ANDI has taken all these lessons very seriously. And while we want to build the best features of all these models into our Australian index (allowing for own special priorities and culture) we have chosen to give special emphasis to two features that will make us a little different from our colleagues (I would never say “competitors” in the present context, although it is a term Australians naturally favour).

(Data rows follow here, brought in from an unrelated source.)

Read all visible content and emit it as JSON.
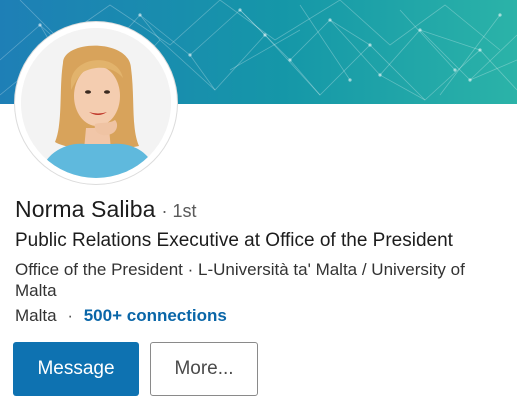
{
  "profile": {
    "name": "Norma Saliba",
    "degree_separator": "·",
    "degree": "1st",
    "headline": "Public Relations Executive at Office of the President",
    "organizations": "Office of the President · L-Università ta' Malta / University of Malta",
    "location": "Malta",
    "location_separator": "·",
    "connections": "500+ connections"
  },
  "actions": {
    "message_label": "Message",
    "more_label": "More..."
  },
  "colors": {
    "cover_gradient_start": "#1e7fb6",
    "cover_gradient_mid": "#1597a8",
    "cover_gradient_end": "#2bb3a8",
    "primary_button": "#0e72b1",
    "link": "#0a66a8",
    "avatar_top": "#60b8dc"
  },
  "icons": {
    "cover_pattern": "network-lines"
  }
}
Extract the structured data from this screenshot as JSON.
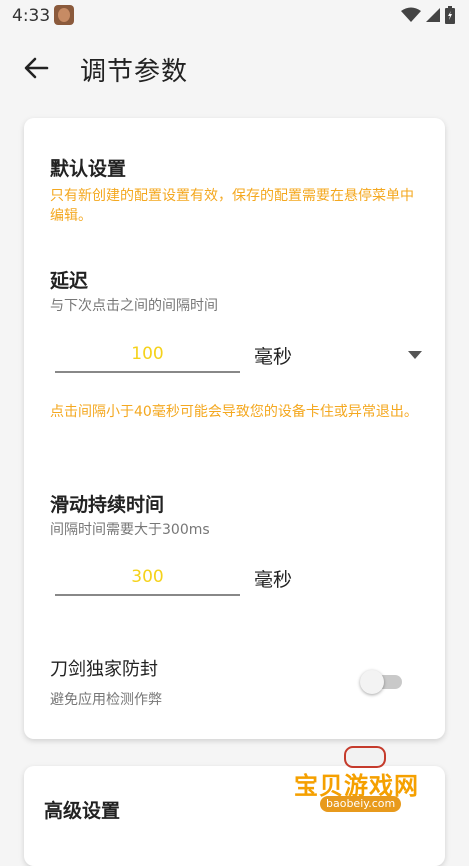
{
  "status_bar": {
    "time": "4:33"
  },
  "header": {
    "title": "调节参数"
  },
  "default_settings": {
    "title": "默认设置",
    "note": "只有新创建的配置设置有效，保存的配置需要在悬停菜单中编辑。",
    "delay": {
      "title": "延迟",
      "subtitle": "与下次点击之间的间隔时间",
      "value": "100",
      "unit": "毫秒",
      "warning": "点击间隔小于40毫秒可能会导致您的设备卡住或异常退出。"
    },
    "swipe_duration": {
      "title": "滑动持续时间",
      "subtitle": "间隔时间需要大于300ms",
      "value": "300",
      "unit": "毫秒"
    },
    "anti_ban": {
      "title": "刀剑独家防封",
      "subtitle": "避免应用检测作弊",
      "enabled": false
    }
  },
  "advanced_settings": {
    "title": "高级设置"
  },
  "watermark": {
    "brand": "宝贝游戏网",
    "url": "baobeiy.com"
  },
  "colors": {
    "accent_orange": "#f4a820",
    "input_value_yellow": "#f5d21b"
  }
}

The first difference will be in the scale and range of ANDI’s community programme (and thus, hopefully, in its contribution to the larger democratic process). ANDI will aim to engage 500 000 Australians from all walks of life and all corners of the nation in a conversation addressing the central question: “What kind of Australia do we want?”. The programme will be carried out over 2 years, through a wide array of platforms and programmes: surveys, focus groups, town hall and kitchen table meetings, social media and blogs, school curricula, film and video. It will be funded from philanthropic, corporate and community sources, and will fully utilise the extensive networks of ANDI’s 60 partner organisations and their two million members.
A second difference is in the index itself: ANDI will produce each year an index of overall national well-being, but also twelve separate indexes and status reports in each key component domain of progress. These domain indexes will be released in different months, in order to maximise publicity, discussion and policy relevance, and aggregated into the national well-being index. The aggregate index will be weighted according to the relative priorities accorded to each of the 12 component domains. This is similar to the weighting process that is possible with the OECD’s Better life Index but in ANDI’s case, the weighting will be based on a national survey rather than the preferences of self selected individuals. Collectively these features will make for a more sophisticated policy-diagnostic tool, with the capacity to identify the key driver of change in progress and wellbeing, not just at the level of broad domains, but within each domain.